Wasilk’s introduction to the war was at a place dubbed “Hamburger Hill.”

“As soon as I got in country, we were supposed to be orientated for five days as to what was expected,” he said. “After two days and one night’s sleep, the next day we were on a C-130.”

The battle at “Hamburger Hill,” also called Hill 937, began on May 11, 1969. Located in the A Shau Valley, about a mile from the Laos border, American troops had taken the hill as part of Operation Apache Snow. Well-entrenched North Vietnamese troops repulsed the initial attack and a fierce, 10-day battle ensued. On May 20, in the 11th attack, American troops finally fought their way to the summit.

“I had never seen so many dead people in my life,” Wasilk recalled. “That was when I knew: this is war and this is hell. We came off that hill and when we came down to the fire base there were 86 body bags stretched out there.”

Nothing in training or orientation had come close to preparing Wasilk for the reality of the war.

“They didn’t tell us nothing, nothing at all,” he said.

His upbringing on a dairy farm in the northeastern corner of South Dakota did help him cope with the harsh realities he faced in Vietnam, though.

“We were dairy farmers and milked about 25 cows. At that time, 25 was a big herd, you know. I had a home bringing up of hard work: we worked and we weren’t immune from nothing. You worked and that’s how it was.”

While Wasilk faced plenty of terrible things while serving in Vietnam, he said he tries to always think about the good parts of his experience, not the bad parts.

“It’s better and easier that way,” he said. “It was something that we had to do.
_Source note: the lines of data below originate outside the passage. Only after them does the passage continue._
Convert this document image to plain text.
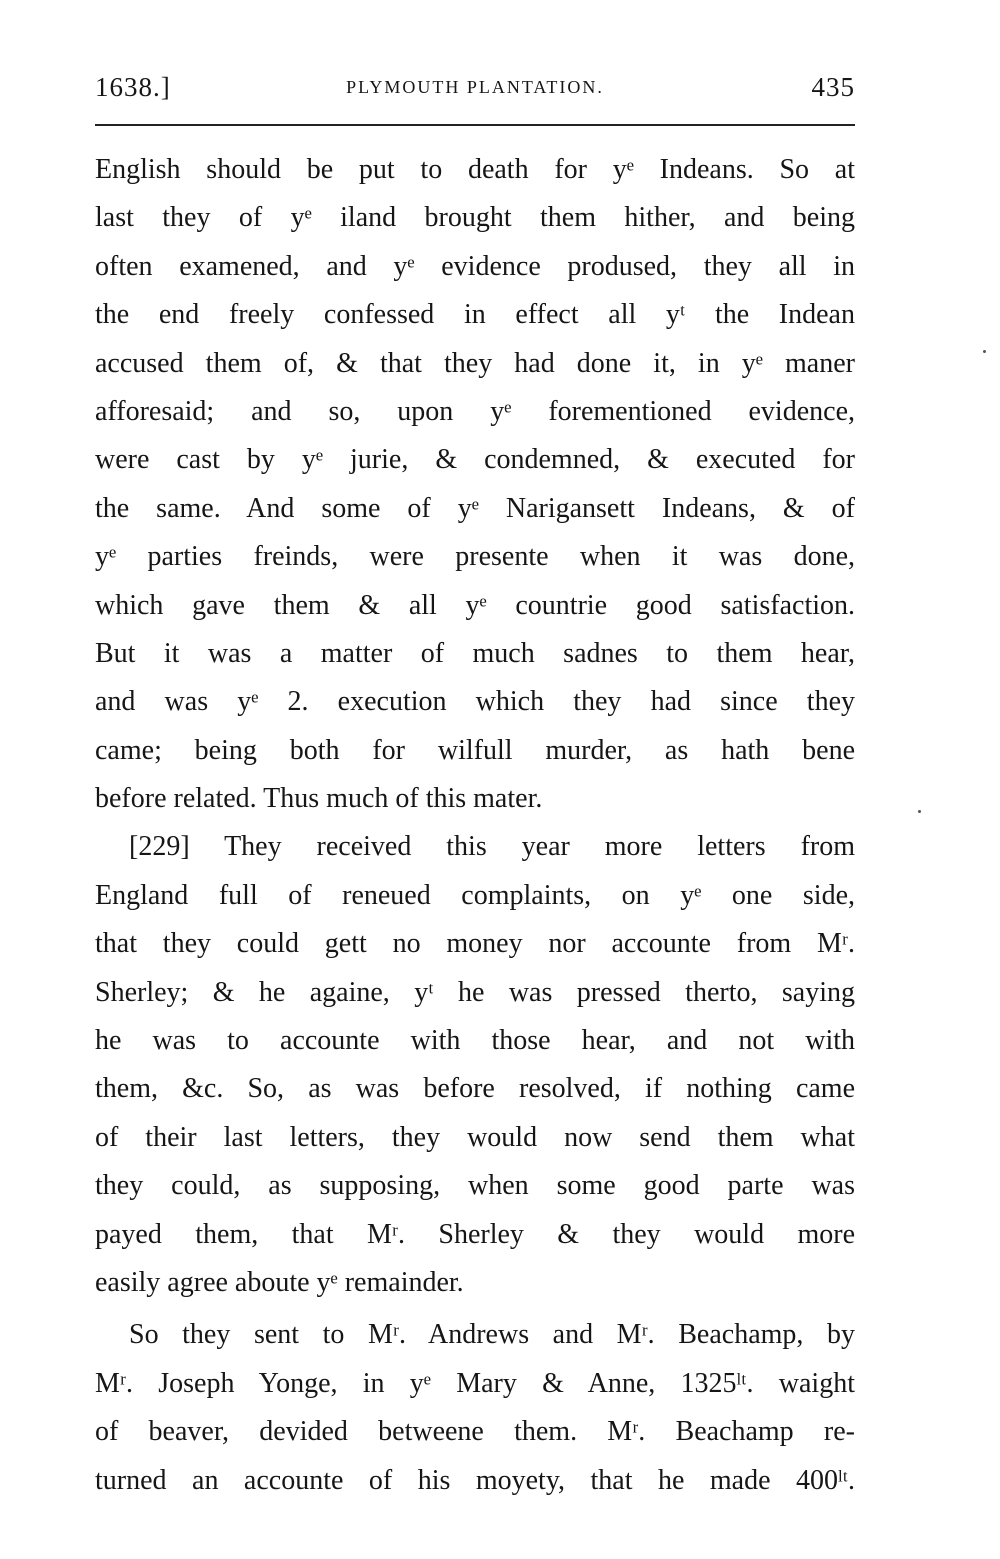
1638.]	PLYMOUTH PLANTATION.	435
English should be put to death for yᵉ Indeans. So at
last they of yᵉ iland brought them hither, and being
often examened, and yᵉ evidence prodused, they all in
the end freely confessed in effect all yᵗ the Indean
accused them of, & that they had done it, in yᵉ maner
afforesaid; and so, upon yᵉ forementioned evidence,
were cast by yᵉ jurie, & condemned, & executed for
the same. And some of yᵉ Narigansett Indeans, & of
yᵉ parties freinds, were presente when it was done,
which gave them & all yᵉ countrie good satisfaction.
But it was a matter of much sadnes to them hear,
and was yᵉ 2. execution which they had since they
came; being both for wilfull murder, as hath bene
before related. Thus much of this mater.
[229] They received this year more letters from
England full of reneued complaints, on yᵉ one side,
that they could gett no money nor accounte from Mʳ.
Sherley; & he againe, yᵗ he was pressed therto, saying
he was to accounte with those hear, and not with
them, &c. So, as was before resolved, if nothing came
of their last letters, they would now send them what
they could, as supposing, when some good parte was
payed them, that Mʳ. Sherley & they would more
easily agree aboute yᵉ remainder.
So they sent to Mʳ. Andrews and Mʳ. Beachamp, by
Mʳ. Joseph Yonge, in yᵉ Mary & Anne, 1325ˡᵗ. waight
of beaver, devided betweene them. Mʳ. Beachamp re-
turned an accounte of his moyety, that he made 400ˡᵗ.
For all the hell I went through, still I wouldn’t trade my service time for nothing.”

Wasilk served his first tour in Vietnam as an infantryman and the second as a helicopter door gunner.
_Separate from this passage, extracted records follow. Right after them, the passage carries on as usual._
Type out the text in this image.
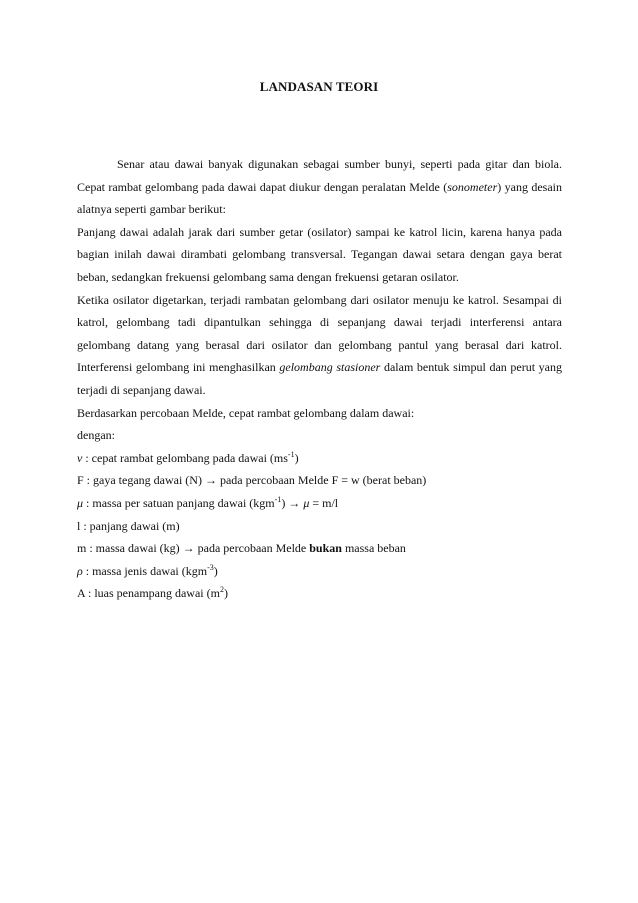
LANDASAN TEORI

Senar atau dawai banyak digunakan sebagai sumber bunyi, seperti pada gitar dan biola. Cepat rambat gelombang pada dawai dapat diukur dengan peralatan Melde (sonometer) yang desain alatnya seperti gambar berikut:

Panjang dawai adalah jarak dari sumber getar (osilator) sampai ke katrol licin, karena hanya pada bagian inilah dawai dirambati gelombang transversal. Tegangan dawai setara dengan gaya berat beban, sedangkan frekuensi gelombang sama dengan frekuensi getaran osilator.

Ketika osilator digetarkan, terjadi rambatan gelombang dari osilator menuju ke katrol. Sesampai di katrol, gelombang tadi dipantulkan sehingga di sepanjang dawai terjadi interferensi antara gelombang datang yang berasal dari osilator dan gelombang pantul yang berasal dari katrol. Interferensi gelombang ini menghasilkan gelombang stasioner dalam bentuk simpul dan perut yang terjadi di sepanjang dawai.

Berdasarkan percobaan Melde, cepat rambat gelombang dalam dawai:

dengan:

v : cepat rambat gelombang pada dawai $(ms^{-1})$

F : gaya tegang dawai (N) → pada percobaan Melde F = w (berat beban)

μ : massa per satuan panjang dawai (kgm$^{-1}$) → μ = m/l

l : panjang dawai (m)

m : massa dawai (kg) → pada percobaan Melde bukan massa beban

ρ : massa jenis dawai (kgm$^{-3}$)

A : luas penampang dawai $(m^2)$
“If my folks had only known what I was doing, ma would have never slept a day,” he said. “We just never wrote everything about what we did.”

Wasilk’s father wrote him about once a month.

“He was quite a writer, he wrote everything with no periods,” Wayne said. “He was proud of his boys. He’d be in Grenville drinking beer, and tell everyone, ‘Our boys are over there doing what they do best: raising hell.’ He didn’t know it was with an M60 machine gun, it wasn’t in a bar. We didn’t dare write nothing about the bad experiences.”

Wayne’s brother Ted was drafted around the time Wayne’s first tour was ending.

“I knew when he came over that they were going into Laos and it was not going to be good,” Wasilk said. “I extended for another tour to be a door gunner on a UH 1 Huey assault helicopter and flew the next 10 months as a door gunner.”

RIPCORD: HOT EXTRACTION

Firebase Ripcord was first used by the Marine Corps in 1967-68. The 101st Airborne conducted operations there in 1969. It was reopened in April 1970. By July, it was under heavy artillery attack.

“They got overrun and we were going to take them off,” Wasilk said. “We should have took them off two weeks earlier, but the government is the government. They thought it wasn’t going to be all that bad but found out it was going to be. When the NVA started coming up that hill there was a lot of them.”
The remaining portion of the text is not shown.